Der alte Mann und die Hmong

| Ralph Umard |

Clint Eastwood rückt in Gran Torino“ wieder den Typus des unnahbaren Einzelgängers in den Mittelpunkt seines neuen Films.

Mit meist miesepetriger Miene hockt der betagte Rentner auf der Veranda vor seinem Haus in einem Vorort von Detroit und trinkt Bier. Neben ihm Daisy, seit dem Tode der Ehefrau seine einzige Ansprechpartnerin – ein Hund. Für seine zwei erwachsenen Söhne und ihre verwöhnten Sprösslinge, die auf den Tod des Alten warten, um zu erben, hat der Witwer bloß Verachtung übrig. Den letzten Wunsch seiner frommen Frau, er solle wenigstens einmal zur Beichte gehen, missachtet er auch: Wenn er etwas beichten wolle, würde er es allenfalls Daisy gestehen. Wirkliche Freude empfindet Walt Kowalski nur noch beim Anblick seines  auf Hochglanz polierten Gran Torino, Baujahr 1972. Ein halbes Jahrhundert war Walt Monteur am Fließband bei Ford, als die Autoindustrie in Detroit noch boomte. Nun ist er als altmodischer Menschentyp selber ein Auslaufmodell, ein Oldtimer wie der Gran Torino, dessen Lenksäule Walt seinerzeit eigenhändig eingebaut hatte. Er ist nah am Ende der Straße, die ins Nirgendwo führt. Doch als jemand versucht, sein vierrädriges Schmuckstück zu stehlen, gerät der Korea-Kriegsveteran noch einmal richtig in Fahrt: Mit dem Gewehr in der Hand vertreibt er eine randalierende Jugendgang aus seinem Viertel und wird von den Nachbarn als Held gefeiert. Nach dem episodenhaften Ausstattungsstück Changeling ist Clint Eastwood als Regisseur und Hauptdarsteller der Tragikomödie Gran Torino wieder ein fabelhafter Film aus einem Guss gelungen, leichthändig-locker inszeniert mit der gleichen Stammcrew wie bei der vorherigen Produktion. Erstaunlich die ungebrochene Spielfreude des Kinoveterans: Die Darstellung des Walt wird als eine der humorvollsten in seiner Laufbahn als Schauspieler im Gedächtnis bleiben.

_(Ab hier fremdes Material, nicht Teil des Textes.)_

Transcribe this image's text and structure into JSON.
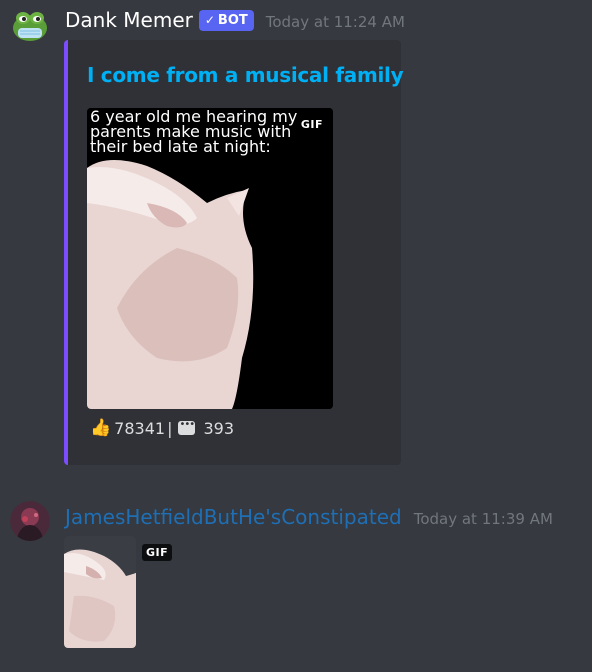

In mehrerlei Weise ist sie Eastwood wie auf den Leib geschrieben, nicht nur hinsichtlich des Alters. Wie Walt ist Eastwood selber ein versierter Handwerker und kein prätentiöser Intellektueller mit dem Anspruch, elitäre Filmkunst zu kreieren. Ein bodenständiger Fachmann, der seinem Metier ein Leben lang treu bleibt und aufgeht in seiner Arbeit, die ihm Selbstwertgefühl vermittelt. Ein Wertkonservativer, der gerne Bier trinkt, sich um neue Moden nicht schert und Effekthascherei ablehnt. Als Walt seinen Wagen einem jungen Nachbarn vermacht, muss der versprechen, das Auto nicht zu tunen oder grell zu bemalen, es soll so bleiben, wie es ist.

Einzelgänger

Die Rolle des Walt steht am Ende einer Reihe vergleichbarer Charaktere, die Clint Eastwood in seiner langen Karriere verkörpert hat und die er hier sehr selbstironisch, mit Gespür für die richtige Mischung aus Ernst und Komik, einmal mehr variiert. Walt ist ein chauvinistischer, starrsinniger, engstirniger Eigenbrötler, der im Ernstfall eher mit Schusswaffen als mit Worten kommuniziert. So wird er zu Beginn auch weniger verbal, sondern mehr durch seine Mimik, Gestik und die Gestaltung seines Lebensraums charakterisiert. Zuerst redet er gar nicht, sondern tut sein Missfallen über das Bauchnabel-Piercing seiner Enkeltochter durch ein gereiztes Knurren kund. Auch später knurrt und grunzt er immer wieder, er brummelt oft mehr als dass er spricht, was eine stimmige Synchronisation des Films erschwert – genau wie die vielen deftigen Schimpfkanonaden und rassistischen Slangworte für verschiedene ethnische Gruppen: Chinks (Asiaten), Spades (Schwarze), Honkies (Weiße), Spics (Latinos), Micks (Iren), oder Dagos (Spanier, Italiener, Griechen).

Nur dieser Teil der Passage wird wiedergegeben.